Figure 1 demonstrates that c-Src, c-Yes, Fyn, and ErbB1 are well expressed in NHKs relative to various breast carcinoma cell lines, which overexpress these kinases relative to normal mammary epithelial cells (Biscardi et al., 1998). As we have reported previously (Stoll et al., 2001), ErbB1 is also well expressed in NHKs relative to mammary carcinoma cells. As expected, they express less ErbB1 than A431 cells, which are skin-derived epidermoid carcinoma cells (Giard et al., 1973) that have undergone ErbB1 gene amplification (Merlino et al., 1984). These findings demonstrate that despite their derivation from normal skin, NHKs share with mammary carcinoma cells and A431 carcinoma cells the property of high expression of both ErbB1 and multiple Src family kinases.

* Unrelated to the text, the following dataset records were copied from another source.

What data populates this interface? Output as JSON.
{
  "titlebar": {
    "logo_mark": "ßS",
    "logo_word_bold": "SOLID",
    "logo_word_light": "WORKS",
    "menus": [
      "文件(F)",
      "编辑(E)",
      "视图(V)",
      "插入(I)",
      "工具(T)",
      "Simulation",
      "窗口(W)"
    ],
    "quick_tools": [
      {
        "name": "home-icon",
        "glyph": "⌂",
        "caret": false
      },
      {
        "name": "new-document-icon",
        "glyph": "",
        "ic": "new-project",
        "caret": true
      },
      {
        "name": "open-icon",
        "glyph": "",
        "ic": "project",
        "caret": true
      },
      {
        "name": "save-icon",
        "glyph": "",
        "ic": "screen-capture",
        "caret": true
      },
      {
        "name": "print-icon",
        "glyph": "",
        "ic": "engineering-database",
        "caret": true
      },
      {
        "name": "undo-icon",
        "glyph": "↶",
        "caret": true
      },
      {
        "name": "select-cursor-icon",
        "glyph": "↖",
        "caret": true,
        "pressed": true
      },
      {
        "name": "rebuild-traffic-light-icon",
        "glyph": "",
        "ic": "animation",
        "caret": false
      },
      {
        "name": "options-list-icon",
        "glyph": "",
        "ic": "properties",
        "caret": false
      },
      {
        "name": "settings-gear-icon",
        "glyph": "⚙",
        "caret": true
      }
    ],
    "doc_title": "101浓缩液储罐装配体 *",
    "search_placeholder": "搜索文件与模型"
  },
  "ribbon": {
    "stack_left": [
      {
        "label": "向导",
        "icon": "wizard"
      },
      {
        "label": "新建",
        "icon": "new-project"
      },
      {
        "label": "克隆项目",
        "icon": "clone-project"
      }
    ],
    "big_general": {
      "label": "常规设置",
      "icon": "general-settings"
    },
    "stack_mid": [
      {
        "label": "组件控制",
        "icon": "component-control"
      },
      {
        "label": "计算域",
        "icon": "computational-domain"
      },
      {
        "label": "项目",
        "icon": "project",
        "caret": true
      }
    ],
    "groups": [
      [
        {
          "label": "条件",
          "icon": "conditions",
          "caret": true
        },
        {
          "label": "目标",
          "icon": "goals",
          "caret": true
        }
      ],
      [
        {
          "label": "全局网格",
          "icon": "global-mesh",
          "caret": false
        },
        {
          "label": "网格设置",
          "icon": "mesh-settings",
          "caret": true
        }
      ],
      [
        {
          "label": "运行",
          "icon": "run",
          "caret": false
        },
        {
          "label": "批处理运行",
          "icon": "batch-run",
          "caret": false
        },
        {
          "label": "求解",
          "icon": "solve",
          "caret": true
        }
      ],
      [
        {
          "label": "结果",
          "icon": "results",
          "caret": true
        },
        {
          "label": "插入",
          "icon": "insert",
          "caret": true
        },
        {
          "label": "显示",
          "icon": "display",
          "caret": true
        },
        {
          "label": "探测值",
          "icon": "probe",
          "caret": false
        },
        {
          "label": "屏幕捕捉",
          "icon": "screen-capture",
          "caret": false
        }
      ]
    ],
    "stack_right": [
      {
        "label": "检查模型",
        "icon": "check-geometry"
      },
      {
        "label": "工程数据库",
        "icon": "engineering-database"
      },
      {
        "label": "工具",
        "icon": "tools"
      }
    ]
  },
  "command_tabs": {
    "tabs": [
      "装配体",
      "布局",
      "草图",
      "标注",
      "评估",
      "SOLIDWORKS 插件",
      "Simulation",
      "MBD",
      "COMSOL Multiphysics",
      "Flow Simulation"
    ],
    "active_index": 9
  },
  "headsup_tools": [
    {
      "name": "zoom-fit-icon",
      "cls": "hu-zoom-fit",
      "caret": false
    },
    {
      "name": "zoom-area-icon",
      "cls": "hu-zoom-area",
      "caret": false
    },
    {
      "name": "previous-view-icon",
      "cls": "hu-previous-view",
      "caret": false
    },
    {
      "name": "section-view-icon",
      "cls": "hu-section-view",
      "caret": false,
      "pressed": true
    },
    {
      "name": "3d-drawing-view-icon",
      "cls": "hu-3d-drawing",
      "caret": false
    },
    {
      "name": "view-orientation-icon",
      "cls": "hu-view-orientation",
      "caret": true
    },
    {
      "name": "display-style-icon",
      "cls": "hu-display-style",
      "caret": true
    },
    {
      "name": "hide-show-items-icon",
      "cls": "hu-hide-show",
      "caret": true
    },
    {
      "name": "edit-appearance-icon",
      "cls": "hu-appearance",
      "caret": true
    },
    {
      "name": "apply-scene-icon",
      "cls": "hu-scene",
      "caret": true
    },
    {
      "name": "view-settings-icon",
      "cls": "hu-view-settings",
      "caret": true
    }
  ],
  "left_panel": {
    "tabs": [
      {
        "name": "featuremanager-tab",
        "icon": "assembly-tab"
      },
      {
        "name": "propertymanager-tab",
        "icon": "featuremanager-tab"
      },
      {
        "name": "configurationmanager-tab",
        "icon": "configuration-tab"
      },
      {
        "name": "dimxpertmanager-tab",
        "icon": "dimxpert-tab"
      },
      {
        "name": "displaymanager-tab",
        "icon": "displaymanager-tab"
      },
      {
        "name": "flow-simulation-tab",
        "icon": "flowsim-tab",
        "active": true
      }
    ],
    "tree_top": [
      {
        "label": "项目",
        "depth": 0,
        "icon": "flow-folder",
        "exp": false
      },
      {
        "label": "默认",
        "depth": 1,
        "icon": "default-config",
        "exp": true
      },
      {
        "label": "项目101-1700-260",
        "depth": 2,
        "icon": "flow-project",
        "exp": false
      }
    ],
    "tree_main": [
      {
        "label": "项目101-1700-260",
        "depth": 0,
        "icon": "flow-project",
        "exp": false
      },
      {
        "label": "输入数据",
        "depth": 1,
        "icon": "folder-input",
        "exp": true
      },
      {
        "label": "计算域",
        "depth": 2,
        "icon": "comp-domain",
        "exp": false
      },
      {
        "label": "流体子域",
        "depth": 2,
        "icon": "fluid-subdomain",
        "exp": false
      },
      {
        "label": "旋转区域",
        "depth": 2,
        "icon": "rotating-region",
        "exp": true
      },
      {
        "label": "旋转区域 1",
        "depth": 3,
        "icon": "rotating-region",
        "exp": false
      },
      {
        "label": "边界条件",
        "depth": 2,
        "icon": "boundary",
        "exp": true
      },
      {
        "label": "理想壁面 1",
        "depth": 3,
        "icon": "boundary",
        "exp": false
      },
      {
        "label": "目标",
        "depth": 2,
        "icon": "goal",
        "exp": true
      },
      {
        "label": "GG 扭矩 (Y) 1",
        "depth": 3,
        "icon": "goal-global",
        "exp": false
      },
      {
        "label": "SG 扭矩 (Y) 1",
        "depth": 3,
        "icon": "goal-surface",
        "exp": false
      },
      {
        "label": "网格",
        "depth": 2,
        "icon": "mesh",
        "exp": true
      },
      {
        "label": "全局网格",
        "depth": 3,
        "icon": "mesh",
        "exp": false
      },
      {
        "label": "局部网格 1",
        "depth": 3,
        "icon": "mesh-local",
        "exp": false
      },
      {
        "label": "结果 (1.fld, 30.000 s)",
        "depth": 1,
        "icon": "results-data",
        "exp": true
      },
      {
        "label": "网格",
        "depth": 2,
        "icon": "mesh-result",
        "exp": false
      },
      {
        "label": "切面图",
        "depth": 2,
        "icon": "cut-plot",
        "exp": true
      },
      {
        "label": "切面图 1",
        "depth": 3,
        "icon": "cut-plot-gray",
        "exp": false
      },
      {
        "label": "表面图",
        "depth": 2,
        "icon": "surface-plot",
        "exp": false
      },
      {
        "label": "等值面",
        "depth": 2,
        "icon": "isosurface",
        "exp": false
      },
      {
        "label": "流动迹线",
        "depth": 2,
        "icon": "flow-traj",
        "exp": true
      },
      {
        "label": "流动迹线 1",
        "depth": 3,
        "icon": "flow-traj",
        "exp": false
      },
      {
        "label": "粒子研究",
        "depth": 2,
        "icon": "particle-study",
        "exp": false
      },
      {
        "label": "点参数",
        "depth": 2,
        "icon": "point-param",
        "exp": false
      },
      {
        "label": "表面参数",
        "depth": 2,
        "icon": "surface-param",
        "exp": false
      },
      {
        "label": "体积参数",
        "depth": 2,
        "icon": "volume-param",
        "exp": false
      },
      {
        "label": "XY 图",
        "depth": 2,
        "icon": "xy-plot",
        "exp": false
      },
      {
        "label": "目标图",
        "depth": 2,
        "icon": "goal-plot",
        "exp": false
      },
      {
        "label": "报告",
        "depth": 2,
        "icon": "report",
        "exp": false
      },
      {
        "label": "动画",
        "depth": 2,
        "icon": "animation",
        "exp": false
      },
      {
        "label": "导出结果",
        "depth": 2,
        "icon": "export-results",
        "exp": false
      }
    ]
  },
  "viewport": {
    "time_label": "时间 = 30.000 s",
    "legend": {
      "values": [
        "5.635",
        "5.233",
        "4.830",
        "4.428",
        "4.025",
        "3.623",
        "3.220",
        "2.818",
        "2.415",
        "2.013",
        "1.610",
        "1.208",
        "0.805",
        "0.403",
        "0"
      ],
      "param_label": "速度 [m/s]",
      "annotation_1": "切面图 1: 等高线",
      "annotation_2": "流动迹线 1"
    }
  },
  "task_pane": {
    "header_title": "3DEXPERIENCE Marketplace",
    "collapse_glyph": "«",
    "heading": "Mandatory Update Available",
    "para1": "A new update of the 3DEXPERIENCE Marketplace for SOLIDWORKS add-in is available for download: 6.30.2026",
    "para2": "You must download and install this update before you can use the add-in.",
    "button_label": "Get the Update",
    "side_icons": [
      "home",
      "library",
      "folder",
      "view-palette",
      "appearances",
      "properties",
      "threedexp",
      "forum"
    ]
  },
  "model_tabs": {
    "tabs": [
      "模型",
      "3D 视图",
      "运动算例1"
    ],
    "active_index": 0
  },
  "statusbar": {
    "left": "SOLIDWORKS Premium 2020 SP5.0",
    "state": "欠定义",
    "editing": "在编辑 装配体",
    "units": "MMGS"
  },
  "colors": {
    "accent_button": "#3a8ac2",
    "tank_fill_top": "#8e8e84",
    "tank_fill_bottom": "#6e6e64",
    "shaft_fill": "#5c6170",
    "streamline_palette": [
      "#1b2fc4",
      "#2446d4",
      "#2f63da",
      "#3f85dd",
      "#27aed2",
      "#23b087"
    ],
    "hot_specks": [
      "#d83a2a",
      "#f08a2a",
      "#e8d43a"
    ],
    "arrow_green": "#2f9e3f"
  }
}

Figure 2 demonstrates that Tyr 845 of ErbB1 is phosphorylated in an EGF-dependent manner in NHKs. This residue is an autophosphorylation site in many other RTKs, whereas phosphorylation of Tyr 845 of ErbB1 is dependent on Src kinase activity (Tice et al., 1999). We found that high concentrations of EGF (10-100 ng/ml) were required for efficient phosphorylation of Tyr 845. Moreover, inhibition of EGF-stimulated Tyr 845 phosphorylation in NHKs was much less complete than was observed for the recently described (Brown et al., 2004) Src family kinase-dependent targets p80 and gp140 (Fig. 3). In contrast, Wang et al. (2003) have recently observed complete inhibition of Tyr 845 phosphorylation by 3 µM PP1 in skin carcinoma cells stimulated by engagement of 1 integrin by fibronectin. The 1 integrin-fibronectin interaction has been shown to promote ligand-independent, Src family kinase-dependent activation of ErbB1 (Moro et al., 2002). It is possible that Src family kinase-dependent phosphorylation of Tyr 845 is more robust in response to stimulation with high concentrations of EGF than in response to integrin ligation, and consequently it is harder to inhibit. On the other hand, Tyr 845 may be a target of additional tyrosine kinases in NHKs, which are activated in response to EGF exposure but not inhibited by SFKIs. Additional studies will be required to address this question.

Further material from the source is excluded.